Student work including papers and tests, grades, standing, and evaluative comments relating to work is personal information under FIPPA. Personal information includes images of students. The same principles apply to these as to other types of personal information.

The one-year FIPPA retention requirement for personal information is a minimum requirement. Longer retention requirements may be required for different record types. For example, retain all documents and correspondence that may be relevant to a petition or Academic Appeal process or a proceeding under the Code of Behaviour on Academic Matters until any proceedings are completed and until the date for a possible petition or academic appeal has passed.

Personal information is defined in FIPPA as recorded information about an identifiable individual”. Examples include: student name, home address, home phone number, student e-mail address (personal or university), identifying numbers (e.g. student number, employee number or SIN), education or health history, sexual orientation, race, national or ethnic origin, religion, marital or family status.

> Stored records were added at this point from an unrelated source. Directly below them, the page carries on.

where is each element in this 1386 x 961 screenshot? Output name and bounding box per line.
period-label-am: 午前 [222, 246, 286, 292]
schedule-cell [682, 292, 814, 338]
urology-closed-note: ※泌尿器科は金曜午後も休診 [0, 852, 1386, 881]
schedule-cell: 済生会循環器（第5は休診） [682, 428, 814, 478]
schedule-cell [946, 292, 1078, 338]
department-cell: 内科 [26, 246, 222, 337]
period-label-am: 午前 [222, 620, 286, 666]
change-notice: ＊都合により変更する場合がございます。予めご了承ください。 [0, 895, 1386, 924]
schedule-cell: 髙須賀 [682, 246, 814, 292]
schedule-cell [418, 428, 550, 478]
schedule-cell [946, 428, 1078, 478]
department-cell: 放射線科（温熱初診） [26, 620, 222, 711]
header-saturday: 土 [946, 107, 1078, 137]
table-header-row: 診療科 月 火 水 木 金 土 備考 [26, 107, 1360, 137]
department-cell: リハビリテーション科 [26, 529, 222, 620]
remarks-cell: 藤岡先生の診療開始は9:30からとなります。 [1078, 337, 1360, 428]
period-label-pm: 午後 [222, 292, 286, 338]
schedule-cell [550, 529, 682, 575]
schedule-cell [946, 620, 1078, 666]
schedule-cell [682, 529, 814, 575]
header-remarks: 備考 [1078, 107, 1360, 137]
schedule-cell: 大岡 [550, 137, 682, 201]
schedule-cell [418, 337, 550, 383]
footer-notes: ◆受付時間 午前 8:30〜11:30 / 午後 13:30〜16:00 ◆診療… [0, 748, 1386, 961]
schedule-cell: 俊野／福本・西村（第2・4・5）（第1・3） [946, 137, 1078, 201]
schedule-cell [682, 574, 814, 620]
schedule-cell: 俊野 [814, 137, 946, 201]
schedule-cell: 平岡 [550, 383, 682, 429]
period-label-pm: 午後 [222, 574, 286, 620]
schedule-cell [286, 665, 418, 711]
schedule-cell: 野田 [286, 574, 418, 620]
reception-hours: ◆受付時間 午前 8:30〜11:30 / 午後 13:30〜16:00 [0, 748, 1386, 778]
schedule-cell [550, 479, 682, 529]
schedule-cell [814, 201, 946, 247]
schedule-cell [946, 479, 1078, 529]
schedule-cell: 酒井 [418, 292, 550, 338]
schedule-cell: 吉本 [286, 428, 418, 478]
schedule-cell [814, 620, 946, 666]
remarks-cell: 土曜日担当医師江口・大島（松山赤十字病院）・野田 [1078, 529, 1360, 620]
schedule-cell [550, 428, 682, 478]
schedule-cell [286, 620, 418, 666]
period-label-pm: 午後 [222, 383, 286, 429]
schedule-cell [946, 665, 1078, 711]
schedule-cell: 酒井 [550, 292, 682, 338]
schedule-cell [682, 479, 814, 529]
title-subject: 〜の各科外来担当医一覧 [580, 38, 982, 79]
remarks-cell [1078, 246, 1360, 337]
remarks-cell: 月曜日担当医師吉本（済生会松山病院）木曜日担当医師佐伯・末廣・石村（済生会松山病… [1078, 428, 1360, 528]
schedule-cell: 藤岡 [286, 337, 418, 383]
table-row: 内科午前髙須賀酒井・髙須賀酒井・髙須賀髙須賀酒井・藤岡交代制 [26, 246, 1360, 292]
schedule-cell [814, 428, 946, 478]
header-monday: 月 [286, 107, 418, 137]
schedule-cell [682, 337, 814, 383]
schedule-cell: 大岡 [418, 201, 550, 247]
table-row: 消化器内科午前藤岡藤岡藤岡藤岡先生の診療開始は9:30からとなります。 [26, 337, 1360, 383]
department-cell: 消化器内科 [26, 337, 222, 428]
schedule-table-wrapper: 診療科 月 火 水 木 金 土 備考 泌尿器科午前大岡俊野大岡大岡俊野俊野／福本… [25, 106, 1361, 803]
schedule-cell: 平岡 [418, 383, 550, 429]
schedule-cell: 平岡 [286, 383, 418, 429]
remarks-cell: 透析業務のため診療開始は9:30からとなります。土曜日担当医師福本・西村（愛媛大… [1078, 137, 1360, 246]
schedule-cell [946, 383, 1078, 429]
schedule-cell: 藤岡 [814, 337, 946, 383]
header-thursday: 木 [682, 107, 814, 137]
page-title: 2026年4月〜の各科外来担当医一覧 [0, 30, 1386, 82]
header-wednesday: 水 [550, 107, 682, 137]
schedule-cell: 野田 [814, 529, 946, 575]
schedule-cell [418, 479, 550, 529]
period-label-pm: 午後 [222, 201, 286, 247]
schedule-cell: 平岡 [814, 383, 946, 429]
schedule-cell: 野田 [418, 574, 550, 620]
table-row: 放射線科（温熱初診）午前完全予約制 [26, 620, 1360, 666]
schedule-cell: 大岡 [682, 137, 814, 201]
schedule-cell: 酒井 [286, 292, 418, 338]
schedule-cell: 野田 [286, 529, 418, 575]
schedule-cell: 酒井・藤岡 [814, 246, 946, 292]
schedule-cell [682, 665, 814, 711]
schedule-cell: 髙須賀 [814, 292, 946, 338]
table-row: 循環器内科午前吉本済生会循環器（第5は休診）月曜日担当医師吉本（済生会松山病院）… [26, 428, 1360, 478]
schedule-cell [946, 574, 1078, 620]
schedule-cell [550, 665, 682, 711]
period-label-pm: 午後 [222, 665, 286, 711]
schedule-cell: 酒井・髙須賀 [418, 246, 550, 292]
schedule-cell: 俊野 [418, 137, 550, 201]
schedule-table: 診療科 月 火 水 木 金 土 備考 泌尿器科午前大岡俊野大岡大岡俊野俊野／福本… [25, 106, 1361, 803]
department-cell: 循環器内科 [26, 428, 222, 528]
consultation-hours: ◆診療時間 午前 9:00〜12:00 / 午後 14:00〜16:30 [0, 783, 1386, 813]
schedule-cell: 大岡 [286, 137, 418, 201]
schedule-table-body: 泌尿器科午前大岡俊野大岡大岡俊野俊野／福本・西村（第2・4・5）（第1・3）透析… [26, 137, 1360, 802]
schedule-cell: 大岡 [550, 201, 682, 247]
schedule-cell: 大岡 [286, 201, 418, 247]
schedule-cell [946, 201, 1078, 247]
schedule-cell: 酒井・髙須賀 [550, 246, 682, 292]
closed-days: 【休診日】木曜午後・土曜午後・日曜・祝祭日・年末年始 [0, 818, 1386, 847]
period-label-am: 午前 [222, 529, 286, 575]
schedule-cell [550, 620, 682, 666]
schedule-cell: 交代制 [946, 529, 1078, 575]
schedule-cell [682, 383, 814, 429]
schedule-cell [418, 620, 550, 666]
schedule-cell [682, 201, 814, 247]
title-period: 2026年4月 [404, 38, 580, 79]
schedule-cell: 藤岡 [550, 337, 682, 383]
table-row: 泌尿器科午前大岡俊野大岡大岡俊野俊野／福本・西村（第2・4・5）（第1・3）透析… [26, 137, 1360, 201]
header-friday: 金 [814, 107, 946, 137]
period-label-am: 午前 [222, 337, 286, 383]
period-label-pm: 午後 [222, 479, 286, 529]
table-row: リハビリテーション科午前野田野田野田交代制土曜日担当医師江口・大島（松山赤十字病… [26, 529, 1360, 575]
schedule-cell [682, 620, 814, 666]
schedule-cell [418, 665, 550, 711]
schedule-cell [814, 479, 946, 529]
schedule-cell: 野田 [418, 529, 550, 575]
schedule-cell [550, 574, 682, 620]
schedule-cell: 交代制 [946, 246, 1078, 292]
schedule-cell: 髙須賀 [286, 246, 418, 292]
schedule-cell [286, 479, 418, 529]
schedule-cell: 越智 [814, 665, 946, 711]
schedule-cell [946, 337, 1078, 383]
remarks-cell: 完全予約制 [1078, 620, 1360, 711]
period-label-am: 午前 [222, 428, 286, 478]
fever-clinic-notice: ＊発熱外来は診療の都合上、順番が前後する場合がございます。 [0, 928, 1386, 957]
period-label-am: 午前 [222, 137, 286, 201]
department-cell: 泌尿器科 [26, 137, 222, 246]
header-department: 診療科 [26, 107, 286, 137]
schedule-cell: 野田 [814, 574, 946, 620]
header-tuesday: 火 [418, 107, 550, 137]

Your own professional contact information is not personal information (faculty member’s business phone number, University e-mail, business mailing address). Information about your professional/work activities is not personal information.

The University is governed by its Grading Practices Policy and by the Policy on Access to Student Academic Records. You should become familiar with these, since they articulate practices expected of faculty members.

For privacy reasons, the photo used to produce the T-card is destroyed immediately.

Handling of Reference Letters

Purpose and Objective

This practice provides guidance on handling of reference letters respecting students or colleagues.

Checklist
  1. Write letters of recommendation for students or colleagues, if you would have done so before the University was covered by FIPPA.
Background

Under FIPPA, the University is not obligated to reveal confidentially supplied evaluative or opinion material that was supplied solely to assess teaching materials or research, and/or to determine suitability, eligibility or qualifications for admission to academic programs or for an honour or award.

When an individual who is the subject of such a letter/evaluation requests access to it under FIPPA, the University has the discretion under FIPPA to refuse the request.

If you are writing a letter of reference for another organization or employer, where you are not confidentially supplying evaluative or opinion material for one of these purposes, it will not be possible under FIPPA to refuse disclosure of the letter to the individual to whom it pertains.